Does Your Preschooler Need Glasses?
“Kids under age four often aren’t really old enough to complain,” says David Plager, M.D., director of pediatric ophthalmology at Riley Hospital for Children at Indiana University Health. “To them, being unable to see clearly may seem normal and yet this is a critical time for catching eyesight problems."
It’s not hard to figure out if a school-age kid can’t see well: She’ll squint, report she can’t read the blackboard at school, perhaps complain of headaches or say her eyes feel tired. But with younger children, focusing in on a vision problem often isn’t so easy.
“Kids under age four often aren’t really old enough to complain,” says David Plager, M.D., director of pediatric ophthalmology at Riley Hospital for Children at Indiana University Health. “To them, being unable to see clearly may seem normal and yet this is a critical time for catching eyesight problems. The visual part of the brain develops during the first seven or eight years of life — especially the early part of that time period.”

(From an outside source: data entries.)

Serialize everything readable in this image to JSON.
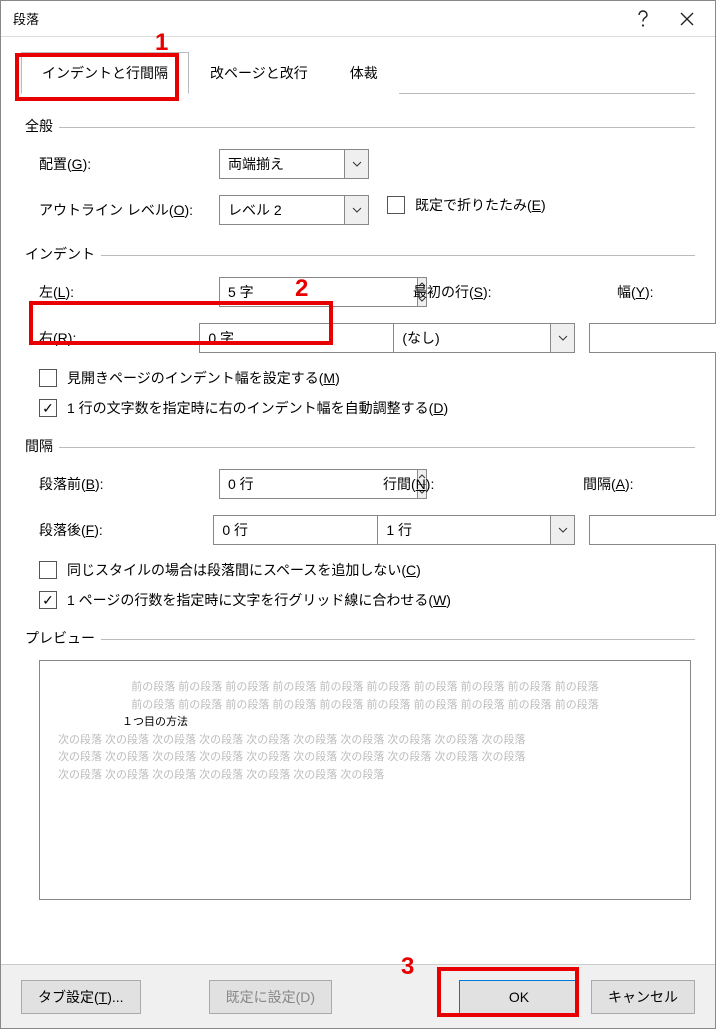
{
  "window": {
    "title": "段落"
  },
  "tabs": {
    "t1": "インデントと行間隔",
    "t2": "改ページと改行",
    "t3": "体裁"
  },
  "general": {
    "heading": "全般",
    "alignment_label_pre": "配置(",
    "alignment_key": "G",
    "alignment_label_post": "):",
    "alignment_value": "両端揃え",
    "outline_label_pre": "アウトライン レベル(",
    "outline_key": "O",
    "outline_label_post": "):",
    "outline_value": "レベル 2",
    "collapse_label_pre": "既定で折りたたみ(",
    "collapse_key": "E",
    "collapse_label_post": ")"
  },
  "indent": {
    "heading": "インデント",
    "left_label_pre": "左(",
    "left_key": "L",
    "left_label_post": "):",
    "left_value": "5 字",
    "right_label_pre": "右(",
    "right_key": "R",
    "right_label_post": "):",
    "right_value": "0 字",
    "firstline_label_pre": "最初の行(",
    "firstline_key": "S",
    "firstline_label_post": "):",
    "firstline_value": "(なし)",
    "by_label_pre": "幅(",
    "by_key": "Y",
    "by_label_post": "):",
    "by_value": "",
    "mirror_label_pre": "見開きページのインデント幅を設定する(",
    "mirror_key": "M",
    "mirror_label_post": ")",
    "autoadjust_label_pre": "1 行の文字数を指定時に右のインデント幅を自動調整する(",
    "autoadjust_key": "D",
    "autoadjust_label_post": ")"
  },
  "spacing": {
    "heading": "間隔",
    "before_label_pre": "段落前(",
    "before_key": "B",
    "before_label_post": "):",
    "before_value": "0 行",
    "after_label_pre": "段落後(",
    "after_key": "F",
    "after_label_post": "):",
    "after_value": "0 行",
    "linesp_label_pre": "行間(",
    "linesp_key": "N",
    "linesp_label_post": "):",
    "linesp_value": "1 行",
    "at_label_pre": "間隔(",
    "at_key": "A",
    "at_label_post": "):",
    "at_value": "",
    "nospace_label_pre": "同じスタイルの場合は段落間にスペースを追加しない(",
    "nospace_key": "C",
    "nospace_label_post": ")",
    "snap_label_pre": "1 ページの行数を指定時に文字を行グリッド線に合わせる(",
    "snap_key": "W",
    "snap_label_post": ")"
  },
  "preview": {
    "heading": "プレビュー",
    "ghost_prev": "前の段落  前の段落  前の段落  前の段落  前の段落  前の段落  前の段落  前の段落  前の段落  前の段落",
    "ghost_prev2": "前の段落  前の段落  前の段落  前の段落  前の段落  前の段落  前の段落  前の段落  前の段落  前の段落",
    "primary": "１つ目の方法",
    "ghost_next": "次の段落  次の段落  次の段落  次の段落  次の段落  次の段落  次の段落  次の段落  次の段落  次の段落",
    "ghost_next2": "次の段落  次の段落  次の段落  次の段落  次の段落  次の段落  次の段落  次の段落  次の段落  次の段落",
    "ghost_next3": "次の段落  次の段落  次の段落  次の段落  次の段落  次の段落  次の段落"
  },
  "footer": {
    "tabs_btn_pre": "タブ設定(",
    "tabs_btn_key": "T",
    "tabs_btn_post": ")...",
    "default_btn_pre": "既定に設定(",
    "default_btn_key": "D",
    "default_btn_post": ")",
    "ok": "OK",
    "cancel": "キャンセル"
  },
  "annotations": {
    "n1": "1",
    "n2": "2",
    "n3": "3"
  }
}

What’s more, trouble seeing isn’t the only reason a young child may need to wear glasses. Here are some of the main ones, according to the American Association for Pediatric Ophthalmology and Strabismus (AAPOS):
- To correct myopia (near-sightedness), hyperopia (far-sightedness), or astigmatism. The AAPOS says myopia is most common in school-age kids, but younger ones can be affected. Most of the time, myopia runs in families. Children who are far-sighted only need glasses if their hyperopia is excessive enough to cause blurred vision or discomfort. The same is true of astigmatism, in which the eye is shaped more like a football than a perfect sphere, explains Dr. Plager. If a child has a significant astigmatism, fine details may look blurred or distorted, in which case corrective lenses can help.

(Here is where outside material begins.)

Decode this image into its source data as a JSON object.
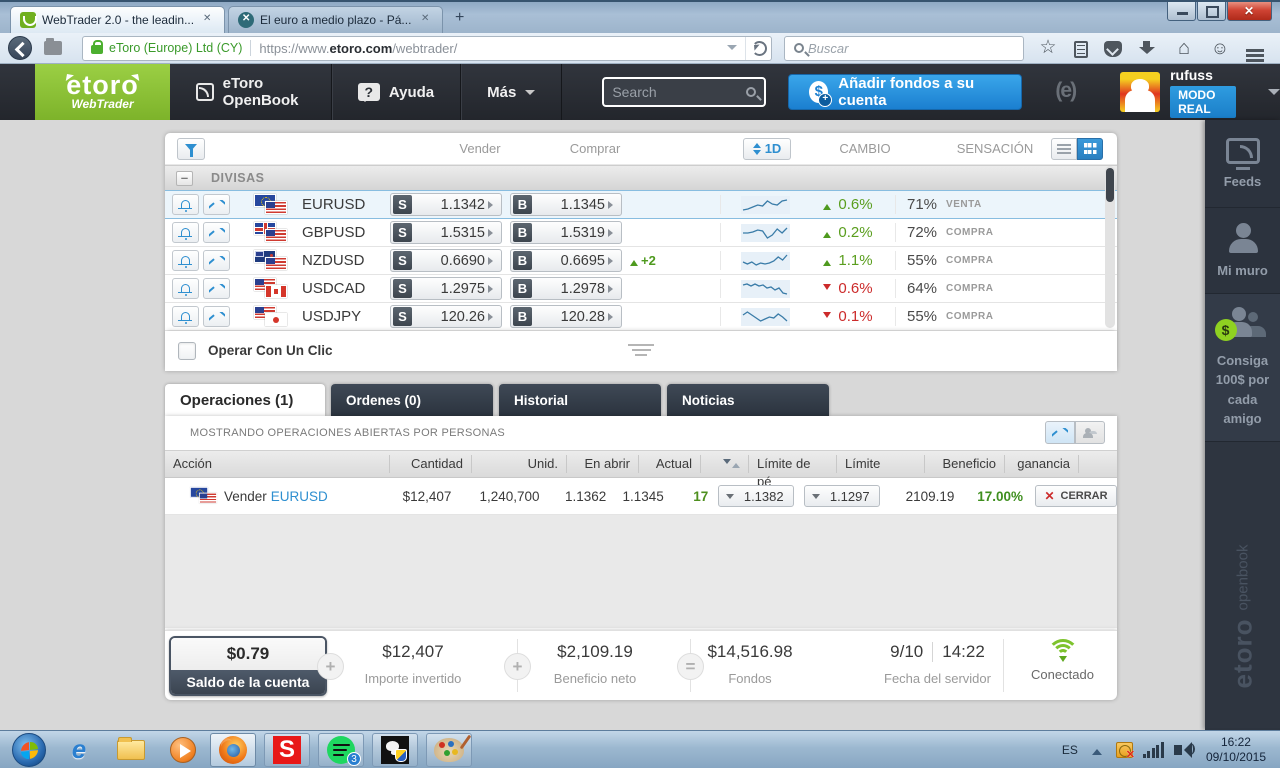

- To help straighten eyes that are misaligned, or “crossed,” a condition called strabismus. Some children are born with strabismus, in which they need corrective surgery. More often, it develops between the ages of 2 and 4, according to Dr. Plager — often due to a difference in prescription between the two eyes (anisometropia). One eye may have normal vision, for instance, while the other is significantly near-sighted or far-sighted. (Extreme hyperopia also sometimes causes eyes to cross, according to the AAPOS.)
“It’s important to catch this discrepancy early,” says Dr. Plager, “because a child often will rely on the eye with the better vision to do most of work of seeing, causing the other eye to become ‘lazy’ and preventing it from developing normally.” The medical term for lazy eye is amblyopia. Glasses (and sometimes patching or eye drops) can be used to force the weaker eye to work harder.
- To protect one eye if the other has poor vision.
Since very young children aren’t likely to speak up if their eyesight is poor (or even notice something is wrong), screening them is key to discovering vision problems, says Dr. Plager. Fortunately, pediatricians and family doctors typically screen at yearly check-ups.
And the old-fashioned eye chart is still the gold standard for catching potential issues. “It indicates exactly what a kid is seeing, unlike machines that don’t require feedback from a child.”